Hi, @xizaoqu I encountered the problem that you mentioned, it reported AttributeError 'NoneType' object has no attribute 'keys'. and I pulled the latest code last week.
the command is as follows: $ python test.py configs/p3former/p3former_8xb2_3x_semantickitti_submit.py semantickitti_test_65.3.pth
the log file is as follows: 20240328_154619.log
the config file is as follows, I replaced the .log suffix with the .py suffix since file limitation config.log
03/28 15:46:31 - mmengine - WARNING - The prefix is not set in metric class _PanopticSegMetric. Loads checkpoint by local backend from path: semantickitti_test_65.3.pth 03/28 15:46:35 - mmengine - INFO - Load checkpoint from semantickitti_test_65.3.pth 03/28 15:46:59 - mmengine - INFO - Epoch(test) [50/50] eta: 0:00:00 time: 0.4807 data_time: 0.0023 memory: 929
Traceback (most recent call last): File "test.py", line 131, inmain() File "test.py", line 117, in main if 'runner_type' not in cfg: File "/home/zhenghu/anaconda3/envs/p3former1/lib/python3.8/site-packages/mmengine/runner/runner.py", line 1767, in test metrics = self.test_loop.run() # type: ignore File "/home/zhenghu/anaconda3/envs/p3former1/lib/python3.8/site-packages/mmengine/runner/loops.py", line 438, in run metrics = self.evaluator.evaluate(len(self.dataloader.dataset)) File "/home/zhenghu/anaconda3/envs/p3former1/lib/python3.8/site-packages/mmengine/evaluator/evaluator.py", line 84, in evaluate for name in _results.keys(): AttributeError: 'NoneType' object has no attribute 'keys'
Do you have any suggestions? Think you!
Another question,I have not A100 platform,what suggestions you have for the small memory card platform,or skill? Think you!!!

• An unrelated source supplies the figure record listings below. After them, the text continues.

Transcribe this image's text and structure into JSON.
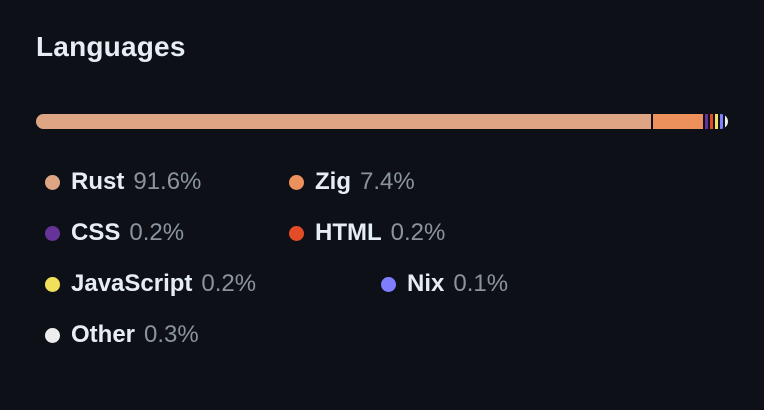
{
  "panel": {
    "title": "Languages"
  },
  "theme": {
    "background": "#0d1117",
    "title_color": "#e6edf3",
    "name_color": "#e6edf3",
    "percent_color": "#8b949e"
  },
  "chart_data": {
    "type": "bar",
    "variant": "stacked-percentage-bar",
    "title": "Languages",
    "unit": "%",
    "total": 100,
    "legend_position": "below",
    "segments": [
      {
        "label": "Rust",
        "value": 91.6,
        "percent_label": "91.6%",
        "color": "#dea584"
      },
      {
        "label": "Zig",
        "value": 7.4,
        "percent_label": "7.4%",
        "color": "#ec915c"
      },
      {
        "label": "CSS",
        "value": 0.2,
        "percent_label": "0.2%",
        "color": "#663399"
      },
      {
        "label": "HTML",
        "value": 0.2,
        "percent_label": "0.2%",
        "color": "#e34c26"
      },
      {
        "label": "JavaScript",
        "value": 0.2,
        "percent_label": "0.2%",
        "color": "#f1e05a"
      },
      {
        "label": "Nix",
        "value": 0.1,
        "percent_label": "0.1%",
        "color": "#7e7eff"
      },
      {
        "label": "Other",
        "value": 0.3,
        "percent_label": "0.3%",
        "color": "#ededed"
      }
    ]
  }
}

Another question,I have not A100 platform,what suggestions you have for the small memory card platform,or skill? Think you!!!
Hi, you can also use V100 with ~32G memory with a smaller batch size.
AttributeError: 'NoneType' object has no attribute 'keys'
Do you have any suggestions? Think you!
Have the results been saved? If so, never mind this Error.